During my 32 years of living with type 1 diabetes (T1D), I figure I’ve jabbed myself more than 100,000 times. Sounds nasty, yes, but in truth the shots and finger pokes are no big deal. The worst part of the condition, for me, has been roller-coaster blood sugars—persistent highs and lows that have done everything from disrupting my sleep to landing me in the emergency room (not to mention increasing my risk of long-term complications).
For most people with T1D, the main source of such instability is the near-impossibility of matching insulin doses to the “doses” of dietary carbohydrates commonly recommended for diabetics.
Finally learning that substantial doses of carbs aren’t—surprise!—essential and that I could nourish myself with foods requiring very little insulin was a life-changing discovery. Bucking the standard recommendations, I slashed my carbohydrate intake to roughly 30 g per day, cut way back on my insulin doses as a result, and transitioned from a glucose-dependent metabolism to a mainly fat-burning one (nutritional ketosis).

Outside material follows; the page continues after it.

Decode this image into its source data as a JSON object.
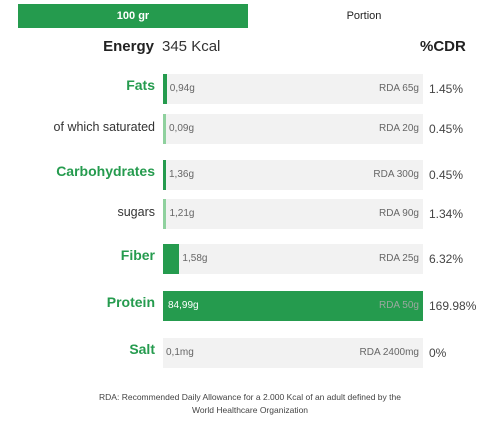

Fast-forward a few months, and for the first time in my diabetic life, my hemoglobin A1c (a measure of average blood sugar over about three months) came back normal. I almost cried.
As for my food, it’s delicious. I enjoy a wide variety of animal proteins (from suppliers committed to ethical, sustainable practices), plenty of low-carb veggies, all the essential fats, and occasional keto desserts. I have energy for regular intense workouts, my lab results are all in-range, and I’m at a healthy weight.
The ketogenic diet isn’t a cure for type 1 diabetes. Since exogenous insulin is still needed and blood sugar levels are affected by variables other than food, I do still experience mild fluctuations (picture a carousel ride instead of a roller coaster). But as a therapeutic intervention, low-carb eating is, I believe, second only to insulin.